# Mic is very quiet.



## TrooPeRZz (Feb 25, 2011)

For some reason my headset is very quiet. In the past few days, nobody could hardly hear me as well as I can't hear myself.

I check on the "Sound" option, when onto my microphone properties and put the volume of my mic to 100%, but very little sound. The only strange bit I am confused about, is that when I tap my mic with my hands, the volume meter goes up to the max, but when I speak it only vaguely gains up to one bar.

Any help?

My mic is a basic C-Media USB headset.


----------



## WereBo (Apr 5, 2008)

Hi TrooPeRZz :wave:

Is the mic on a little plastic arm that drops down in front of your mouth, or embedded in the headset itself?

If on a moveable arm, try gently bending it so it's closer to your mouth (There might well be a 'bendy' bit for just such adjustments), otherwise it'll likely be a matter of moving the headset around to get the best position, embedded mics often rely on bone-conductance to pick up the voice.


----------



## TrooPeRZz (Feb 25, 2011)

Yes, the mic is on a plastic arm. I have tried moving the arm around but no luck. It can hardly pick up my voice, but if I tap the mic, the sound meter goes up :/


----------



## WereBo (Apr 5, 2008)

Could you post the exact make/model of the headset and whether it's connected via the PC's mic-socket or USB?


----------



## TrooPeRZz (Feb 25, 2011)

All I can find out of the model is that it's a C-Media USB Headphone Set.

And it is plugged in the USB Socket.


----------



## WereBo (Apr 5, 2008)

Try the following:

1 - Double click the speaker icon on the lower right corner of your desktop (the “tray”)
2 - Click “Options” and select “Properties”
3 - In the Mixer Device, select “C-Media USB Headphone Set”
4 - In the “Adjust volume for” section, select “Recording”
5 - Check the box next to “Microphone”
6 - Click OK
7 - A single level control will appear. This is the input level control for the USB microphone. Adjust as needed for your recording situation, following the instructions provided with your audio recording software.
8 - For advanced controls, click “Options” and select “Advanced”
9 - Below the level control, you will see a button labeled “Advanced”. Click it.
10 - Additional options may appear here, depending on your operating system. If “AGC” appears, you can select this and the software will automatically select the input level for you. If “Mic Boost” appears, you can select this and the signal from the microphone will be boosted.


----------



## TrooPeRZz (Feb 25, 2011)

Sorry I forgot to mention that I am in Window 7, so The first instruction didn't work.


----------



## WereBo (Apr 5, 2008)

OK, right-click the speaker icon and select 'Recording Devices', the select the 'Microphone' entry and click 'Properties'. Along the top of the dialogue-box, select the 'Custom' tab and the '20DB Boost' should be there - Tick if unticked then OK.

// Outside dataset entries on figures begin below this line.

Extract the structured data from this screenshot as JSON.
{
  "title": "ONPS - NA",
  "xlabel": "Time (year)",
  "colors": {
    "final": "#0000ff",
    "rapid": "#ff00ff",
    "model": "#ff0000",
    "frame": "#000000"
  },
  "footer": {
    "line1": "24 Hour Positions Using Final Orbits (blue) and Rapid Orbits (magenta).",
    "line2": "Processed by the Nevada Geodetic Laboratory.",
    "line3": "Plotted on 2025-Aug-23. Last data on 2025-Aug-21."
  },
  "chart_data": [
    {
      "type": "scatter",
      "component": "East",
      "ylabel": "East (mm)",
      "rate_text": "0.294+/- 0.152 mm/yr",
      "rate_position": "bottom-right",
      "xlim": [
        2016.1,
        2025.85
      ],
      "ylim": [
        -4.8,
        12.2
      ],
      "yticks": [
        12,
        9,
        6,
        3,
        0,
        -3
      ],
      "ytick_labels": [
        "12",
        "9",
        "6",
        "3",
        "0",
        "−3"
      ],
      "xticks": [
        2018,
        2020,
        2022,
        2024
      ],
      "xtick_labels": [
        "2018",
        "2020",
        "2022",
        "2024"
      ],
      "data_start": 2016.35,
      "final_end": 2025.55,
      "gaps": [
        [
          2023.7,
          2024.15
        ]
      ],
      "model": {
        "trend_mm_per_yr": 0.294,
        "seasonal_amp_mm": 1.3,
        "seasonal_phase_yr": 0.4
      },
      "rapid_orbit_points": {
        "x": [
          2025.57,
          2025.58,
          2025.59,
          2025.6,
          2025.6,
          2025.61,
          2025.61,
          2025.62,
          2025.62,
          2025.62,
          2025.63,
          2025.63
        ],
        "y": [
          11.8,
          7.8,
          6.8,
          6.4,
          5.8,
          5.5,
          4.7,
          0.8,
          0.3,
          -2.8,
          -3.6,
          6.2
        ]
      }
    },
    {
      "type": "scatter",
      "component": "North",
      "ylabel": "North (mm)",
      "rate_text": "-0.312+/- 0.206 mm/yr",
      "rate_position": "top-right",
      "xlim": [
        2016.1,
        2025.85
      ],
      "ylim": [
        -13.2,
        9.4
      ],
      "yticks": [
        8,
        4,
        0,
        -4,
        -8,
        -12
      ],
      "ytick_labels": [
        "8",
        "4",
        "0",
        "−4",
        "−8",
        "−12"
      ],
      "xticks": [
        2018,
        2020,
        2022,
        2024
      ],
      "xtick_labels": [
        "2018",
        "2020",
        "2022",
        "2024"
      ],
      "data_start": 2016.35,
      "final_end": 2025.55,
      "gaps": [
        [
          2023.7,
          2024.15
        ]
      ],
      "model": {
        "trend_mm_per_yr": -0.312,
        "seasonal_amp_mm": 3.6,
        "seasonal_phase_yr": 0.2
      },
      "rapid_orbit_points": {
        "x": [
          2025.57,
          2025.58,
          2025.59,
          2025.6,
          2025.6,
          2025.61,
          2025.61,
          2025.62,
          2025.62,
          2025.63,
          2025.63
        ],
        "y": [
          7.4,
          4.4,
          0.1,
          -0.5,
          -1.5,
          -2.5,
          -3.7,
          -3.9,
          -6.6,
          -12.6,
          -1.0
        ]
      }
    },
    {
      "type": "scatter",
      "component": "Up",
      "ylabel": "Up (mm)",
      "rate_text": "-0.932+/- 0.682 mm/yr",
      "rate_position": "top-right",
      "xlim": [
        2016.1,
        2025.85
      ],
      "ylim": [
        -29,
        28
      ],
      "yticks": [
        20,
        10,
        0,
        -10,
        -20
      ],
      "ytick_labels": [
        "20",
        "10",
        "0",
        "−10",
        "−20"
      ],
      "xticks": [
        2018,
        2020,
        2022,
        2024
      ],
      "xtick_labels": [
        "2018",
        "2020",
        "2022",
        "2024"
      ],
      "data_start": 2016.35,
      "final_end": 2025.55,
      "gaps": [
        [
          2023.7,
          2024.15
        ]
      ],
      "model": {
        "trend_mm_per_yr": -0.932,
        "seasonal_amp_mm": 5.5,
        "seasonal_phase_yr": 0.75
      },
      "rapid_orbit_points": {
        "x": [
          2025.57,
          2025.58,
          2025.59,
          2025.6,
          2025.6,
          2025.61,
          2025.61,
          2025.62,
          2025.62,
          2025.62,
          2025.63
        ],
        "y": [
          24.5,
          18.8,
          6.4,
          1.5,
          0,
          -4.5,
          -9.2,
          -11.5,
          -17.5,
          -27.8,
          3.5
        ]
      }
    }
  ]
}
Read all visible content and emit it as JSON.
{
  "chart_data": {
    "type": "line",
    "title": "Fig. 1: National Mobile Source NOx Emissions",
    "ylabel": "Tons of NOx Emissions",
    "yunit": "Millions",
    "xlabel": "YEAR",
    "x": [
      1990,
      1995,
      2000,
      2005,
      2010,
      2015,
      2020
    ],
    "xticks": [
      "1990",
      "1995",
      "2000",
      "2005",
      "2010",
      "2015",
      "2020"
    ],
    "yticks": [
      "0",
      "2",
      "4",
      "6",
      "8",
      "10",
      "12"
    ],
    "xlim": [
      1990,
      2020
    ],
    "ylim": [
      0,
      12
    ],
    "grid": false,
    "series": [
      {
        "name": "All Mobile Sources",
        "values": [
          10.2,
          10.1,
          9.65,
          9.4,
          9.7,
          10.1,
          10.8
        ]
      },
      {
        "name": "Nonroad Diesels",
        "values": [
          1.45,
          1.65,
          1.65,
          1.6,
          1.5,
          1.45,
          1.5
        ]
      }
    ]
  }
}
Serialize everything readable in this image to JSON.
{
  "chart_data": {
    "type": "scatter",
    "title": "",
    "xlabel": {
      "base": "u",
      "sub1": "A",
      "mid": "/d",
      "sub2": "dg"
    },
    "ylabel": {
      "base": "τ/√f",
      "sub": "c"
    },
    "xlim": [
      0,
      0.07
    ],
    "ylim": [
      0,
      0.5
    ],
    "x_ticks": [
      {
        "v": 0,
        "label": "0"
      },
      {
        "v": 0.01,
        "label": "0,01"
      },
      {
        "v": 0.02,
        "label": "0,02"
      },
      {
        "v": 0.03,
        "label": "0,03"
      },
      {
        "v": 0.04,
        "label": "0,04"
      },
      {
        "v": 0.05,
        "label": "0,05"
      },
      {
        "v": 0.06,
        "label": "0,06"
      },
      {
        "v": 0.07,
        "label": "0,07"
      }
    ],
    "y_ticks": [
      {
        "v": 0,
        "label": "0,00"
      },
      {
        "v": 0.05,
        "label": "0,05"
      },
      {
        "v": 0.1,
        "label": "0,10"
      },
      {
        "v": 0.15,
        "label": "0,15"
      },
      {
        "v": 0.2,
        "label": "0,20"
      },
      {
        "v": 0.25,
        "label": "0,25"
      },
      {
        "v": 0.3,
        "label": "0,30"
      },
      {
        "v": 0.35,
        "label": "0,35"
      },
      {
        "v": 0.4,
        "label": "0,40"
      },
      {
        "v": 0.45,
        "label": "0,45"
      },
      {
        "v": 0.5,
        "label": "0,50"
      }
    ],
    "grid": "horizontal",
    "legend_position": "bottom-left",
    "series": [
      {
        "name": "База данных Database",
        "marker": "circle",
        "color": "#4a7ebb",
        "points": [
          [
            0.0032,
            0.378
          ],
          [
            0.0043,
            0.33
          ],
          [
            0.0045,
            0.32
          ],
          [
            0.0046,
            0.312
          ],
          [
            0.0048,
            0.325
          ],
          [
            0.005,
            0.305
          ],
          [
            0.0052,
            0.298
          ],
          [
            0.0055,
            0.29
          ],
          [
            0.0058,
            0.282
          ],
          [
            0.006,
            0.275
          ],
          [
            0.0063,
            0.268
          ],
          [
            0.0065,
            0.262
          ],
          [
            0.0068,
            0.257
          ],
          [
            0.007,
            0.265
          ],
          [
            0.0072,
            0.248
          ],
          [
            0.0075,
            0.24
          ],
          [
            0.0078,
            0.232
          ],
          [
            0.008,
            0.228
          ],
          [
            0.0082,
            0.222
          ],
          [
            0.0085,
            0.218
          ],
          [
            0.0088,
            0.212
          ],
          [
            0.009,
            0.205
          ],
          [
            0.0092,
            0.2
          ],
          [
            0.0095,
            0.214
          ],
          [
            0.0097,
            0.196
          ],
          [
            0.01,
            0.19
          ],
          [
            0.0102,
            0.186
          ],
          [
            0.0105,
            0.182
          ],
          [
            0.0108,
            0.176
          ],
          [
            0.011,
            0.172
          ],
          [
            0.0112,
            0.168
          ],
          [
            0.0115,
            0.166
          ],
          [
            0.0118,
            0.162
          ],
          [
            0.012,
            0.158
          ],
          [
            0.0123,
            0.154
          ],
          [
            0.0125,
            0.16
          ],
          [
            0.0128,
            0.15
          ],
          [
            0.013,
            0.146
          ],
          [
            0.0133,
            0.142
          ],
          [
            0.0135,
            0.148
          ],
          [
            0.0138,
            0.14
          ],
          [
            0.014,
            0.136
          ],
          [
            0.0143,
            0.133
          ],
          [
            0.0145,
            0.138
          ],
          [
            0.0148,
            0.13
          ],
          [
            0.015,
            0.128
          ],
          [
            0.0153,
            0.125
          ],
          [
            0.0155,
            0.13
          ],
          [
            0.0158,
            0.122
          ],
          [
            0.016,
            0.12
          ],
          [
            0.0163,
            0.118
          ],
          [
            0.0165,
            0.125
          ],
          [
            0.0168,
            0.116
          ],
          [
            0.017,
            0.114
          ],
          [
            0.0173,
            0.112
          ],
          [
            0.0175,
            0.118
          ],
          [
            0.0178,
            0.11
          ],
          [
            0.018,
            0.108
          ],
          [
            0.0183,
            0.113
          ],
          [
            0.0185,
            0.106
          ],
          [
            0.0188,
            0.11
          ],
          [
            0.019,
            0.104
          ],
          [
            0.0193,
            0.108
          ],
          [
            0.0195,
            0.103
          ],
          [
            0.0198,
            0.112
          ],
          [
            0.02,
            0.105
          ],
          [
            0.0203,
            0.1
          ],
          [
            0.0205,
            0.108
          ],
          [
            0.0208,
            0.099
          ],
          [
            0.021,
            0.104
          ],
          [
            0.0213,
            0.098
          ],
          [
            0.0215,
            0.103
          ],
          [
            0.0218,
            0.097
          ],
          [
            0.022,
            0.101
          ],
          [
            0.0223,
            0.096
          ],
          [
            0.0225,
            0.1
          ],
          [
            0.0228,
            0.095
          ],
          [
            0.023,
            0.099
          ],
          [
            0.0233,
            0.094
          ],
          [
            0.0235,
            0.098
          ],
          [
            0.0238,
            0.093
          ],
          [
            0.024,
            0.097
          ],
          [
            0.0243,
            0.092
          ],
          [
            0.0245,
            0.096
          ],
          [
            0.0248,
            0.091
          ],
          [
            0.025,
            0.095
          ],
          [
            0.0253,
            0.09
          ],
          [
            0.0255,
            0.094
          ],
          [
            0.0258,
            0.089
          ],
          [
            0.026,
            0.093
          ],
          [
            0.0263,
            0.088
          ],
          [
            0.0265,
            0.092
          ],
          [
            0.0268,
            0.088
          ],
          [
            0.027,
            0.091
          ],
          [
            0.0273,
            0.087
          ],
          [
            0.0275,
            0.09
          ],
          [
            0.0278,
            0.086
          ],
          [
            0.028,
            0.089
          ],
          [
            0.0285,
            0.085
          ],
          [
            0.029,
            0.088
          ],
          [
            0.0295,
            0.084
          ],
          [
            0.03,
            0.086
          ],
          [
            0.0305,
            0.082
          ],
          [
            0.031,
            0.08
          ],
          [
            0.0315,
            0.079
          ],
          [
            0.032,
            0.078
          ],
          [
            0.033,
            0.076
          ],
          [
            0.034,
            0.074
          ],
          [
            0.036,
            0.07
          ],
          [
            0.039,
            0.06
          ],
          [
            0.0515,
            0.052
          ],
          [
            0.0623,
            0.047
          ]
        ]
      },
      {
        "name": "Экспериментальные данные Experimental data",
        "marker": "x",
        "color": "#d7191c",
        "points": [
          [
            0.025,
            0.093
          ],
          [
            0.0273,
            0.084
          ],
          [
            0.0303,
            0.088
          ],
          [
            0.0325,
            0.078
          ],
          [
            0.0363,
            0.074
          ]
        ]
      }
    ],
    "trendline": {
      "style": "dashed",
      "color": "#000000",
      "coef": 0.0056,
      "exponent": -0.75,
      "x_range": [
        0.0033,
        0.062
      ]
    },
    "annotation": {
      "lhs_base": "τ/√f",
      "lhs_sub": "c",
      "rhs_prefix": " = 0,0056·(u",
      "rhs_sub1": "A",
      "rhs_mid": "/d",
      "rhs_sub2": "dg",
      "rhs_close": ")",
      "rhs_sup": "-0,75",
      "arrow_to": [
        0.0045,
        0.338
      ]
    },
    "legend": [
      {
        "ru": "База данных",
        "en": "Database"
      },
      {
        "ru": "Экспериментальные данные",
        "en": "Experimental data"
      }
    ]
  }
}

The next tab along marked 'Levels' should have the mic volume slider, adjust that to approx mid to 3/4 and OK back to desktop.


----------



## TrooPeRZz (Feb 25, 2011)

When I went to the custom area, the 20db boost wasn't there.

Also, the volume meter was the first thing I did, once this error popped up. It's at 100%.


----------



## WereBo (Apr 5, 2008)

Does the headset appear in the 'Device Manager'? 

Try re-installing the driver - You can get the latest from '*C-Media*' but you'll need to find the specific model-number on the headset


----------



## TrooPeRZz (Feb 25, 2011)

Yes, the device manager has picked up my USB headset. But I don't what my headset specific model is..


----------



## WereBo (Apr 5, 2008)

Did you get a driver-CD with the headset? If so, can you install from that.


----------